Method 5: Breadth-first search

A breadth-first search is a simple search that searches outwards from the starting node a single node at a time. It doesn't take penalties or any other types of costs into account. This means for example that moving diagonally on a grid graph has the same cost as moving along one of the 4 non-diagonal connections.

The way you use it is very similar to what is done in Method 4: The ConstantPath type.

// Find closest walkable node
var startNode = AstarPath.active.GetNearest(transform.position, NNConstraint.Default).node;
var nodes = PathUtilities.BFS(startNode, nodeDistance);
var singleRandomPoint = PathUtilities.GetPointsOnNodes(nodes, 1)[0];
var multipleRandomPoints = PathUtilities.GetPointsOnNodes(nodes, 100);

If you want to feed this to a built-in movement script you can use the same approach as in Method 1: Random point inside a circle.

Advantages

  • Can pick multiple random points, not just one.
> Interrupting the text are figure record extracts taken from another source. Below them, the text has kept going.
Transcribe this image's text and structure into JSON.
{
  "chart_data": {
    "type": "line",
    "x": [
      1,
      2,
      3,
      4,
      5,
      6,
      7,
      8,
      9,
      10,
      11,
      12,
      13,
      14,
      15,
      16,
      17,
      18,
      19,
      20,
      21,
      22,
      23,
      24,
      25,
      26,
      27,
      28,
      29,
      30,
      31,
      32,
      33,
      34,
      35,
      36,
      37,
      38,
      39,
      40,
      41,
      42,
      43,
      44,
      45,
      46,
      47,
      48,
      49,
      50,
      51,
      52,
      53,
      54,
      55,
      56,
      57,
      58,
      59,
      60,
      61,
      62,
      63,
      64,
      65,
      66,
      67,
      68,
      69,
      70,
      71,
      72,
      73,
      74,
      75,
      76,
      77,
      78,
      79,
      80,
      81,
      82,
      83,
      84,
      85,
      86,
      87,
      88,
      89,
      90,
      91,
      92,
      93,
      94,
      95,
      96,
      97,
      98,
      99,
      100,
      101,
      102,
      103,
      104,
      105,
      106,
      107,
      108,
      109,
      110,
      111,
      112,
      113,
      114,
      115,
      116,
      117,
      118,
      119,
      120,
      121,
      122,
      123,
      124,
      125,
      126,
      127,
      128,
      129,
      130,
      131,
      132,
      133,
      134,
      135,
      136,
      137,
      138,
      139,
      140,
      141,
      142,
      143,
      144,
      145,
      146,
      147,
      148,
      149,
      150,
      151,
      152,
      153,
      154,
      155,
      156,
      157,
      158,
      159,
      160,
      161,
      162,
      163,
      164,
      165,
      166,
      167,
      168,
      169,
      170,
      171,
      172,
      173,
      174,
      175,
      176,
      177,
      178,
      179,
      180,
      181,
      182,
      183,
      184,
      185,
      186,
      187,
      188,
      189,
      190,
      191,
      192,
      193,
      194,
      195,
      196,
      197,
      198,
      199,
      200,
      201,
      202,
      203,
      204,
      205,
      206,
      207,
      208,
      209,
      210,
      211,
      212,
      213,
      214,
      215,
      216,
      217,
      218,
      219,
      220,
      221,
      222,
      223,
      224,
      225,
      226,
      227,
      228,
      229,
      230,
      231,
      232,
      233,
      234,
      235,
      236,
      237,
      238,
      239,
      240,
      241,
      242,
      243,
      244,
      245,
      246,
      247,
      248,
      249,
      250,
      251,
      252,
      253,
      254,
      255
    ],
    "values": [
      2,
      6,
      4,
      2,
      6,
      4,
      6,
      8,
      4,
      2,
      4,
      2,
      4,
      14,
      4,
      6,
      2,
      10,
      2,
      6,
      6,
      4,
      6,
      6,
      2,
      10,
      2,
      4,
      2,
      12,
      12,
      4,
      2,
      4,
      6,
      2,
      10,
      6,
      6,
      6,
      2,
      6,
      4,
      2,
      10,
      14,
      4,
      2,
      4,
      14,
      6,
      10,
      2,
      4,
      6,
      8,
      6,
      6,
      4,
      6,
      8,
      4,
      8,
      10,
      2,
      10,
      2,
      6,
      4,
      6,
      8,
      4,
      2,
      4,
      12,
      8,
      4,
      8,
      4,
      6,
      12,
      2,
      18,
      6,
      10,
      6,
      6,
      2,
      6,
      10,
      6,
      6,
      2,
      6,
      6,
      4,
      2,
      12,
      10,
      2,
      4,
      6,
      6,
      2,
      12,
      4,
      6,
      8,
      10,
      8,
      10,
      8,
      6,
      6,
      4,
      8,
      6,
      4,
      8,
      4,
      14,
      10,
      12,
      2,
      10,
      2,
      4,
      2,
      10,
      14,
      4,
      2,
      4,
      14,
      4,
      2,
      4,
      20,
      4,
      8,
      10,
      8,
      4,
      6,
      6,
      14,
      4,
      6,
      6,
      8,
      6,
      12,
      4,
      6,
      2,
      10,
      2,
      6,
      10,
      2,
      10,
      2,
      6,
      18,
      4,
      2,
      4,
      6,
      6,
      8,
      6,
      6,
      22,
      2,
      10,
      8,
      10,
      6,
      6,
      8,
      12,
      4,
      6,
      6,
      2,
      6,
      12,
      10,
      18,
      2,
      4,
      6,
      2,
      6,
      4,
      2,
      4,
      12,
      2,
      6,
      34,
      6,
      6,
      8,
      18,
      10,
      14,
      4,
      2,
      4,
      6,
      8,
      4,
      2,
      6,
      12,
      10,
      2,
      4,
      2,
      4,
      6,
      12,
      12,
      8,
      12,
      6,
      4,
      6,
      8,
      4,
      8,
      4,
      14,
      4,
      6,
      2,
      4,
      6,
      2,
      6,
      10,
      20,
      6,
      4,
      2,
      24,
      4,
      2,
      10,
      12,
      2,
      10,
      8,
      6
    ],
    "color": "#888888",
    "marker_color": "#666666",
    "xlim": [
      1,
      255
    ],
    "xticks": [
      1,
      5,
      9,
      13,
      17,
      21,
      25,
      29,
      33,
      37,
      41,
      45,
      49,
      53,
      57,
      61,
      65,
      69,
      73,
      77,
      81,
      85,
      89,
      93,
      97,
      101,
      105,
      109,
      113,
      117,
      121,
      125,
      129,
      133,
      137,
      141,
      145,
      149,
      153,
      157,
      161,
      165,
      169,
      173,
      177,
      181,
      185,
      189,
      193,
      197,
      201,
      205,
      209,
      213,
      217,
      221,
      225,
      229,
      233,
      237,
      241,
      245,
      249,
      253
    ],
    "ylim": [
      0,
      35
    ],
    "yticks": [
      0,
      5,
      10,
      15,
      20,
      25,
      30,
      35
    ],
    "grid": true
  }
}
  • The probability of chosing a node is proportional to its surface area (so if all nodes have the same size, e.g when using a grid graph then every node that is considered has the same probability of being chosen). There is no bias towards being near obstacles like in Method 1: Random point inside a circle.

  • Possible to do custom filtering of the nodes afterwards if that should be necessary.

  • No round trip to the pathfinding system necessary which can save some overhead.

  • Usually slightly faster than Method 4: The ConstantPath type and Method 3: The RandomPath type.

Disadvantages

  • Can be slow when having to search a lot of nodes.

  • Does not use the pathfinding threads, so you loose the ability to easily offload it from the main Unity thead.

  • Does not work particularly well for navmesh/recast graphs as the paths will have a large variation in length depending on the detail of the navmesh (more and smaller nodes means the BFS will not reach as far).

Misc

  • Does not take penalties or any other costs into account, only the number of nodes traversed is relevant.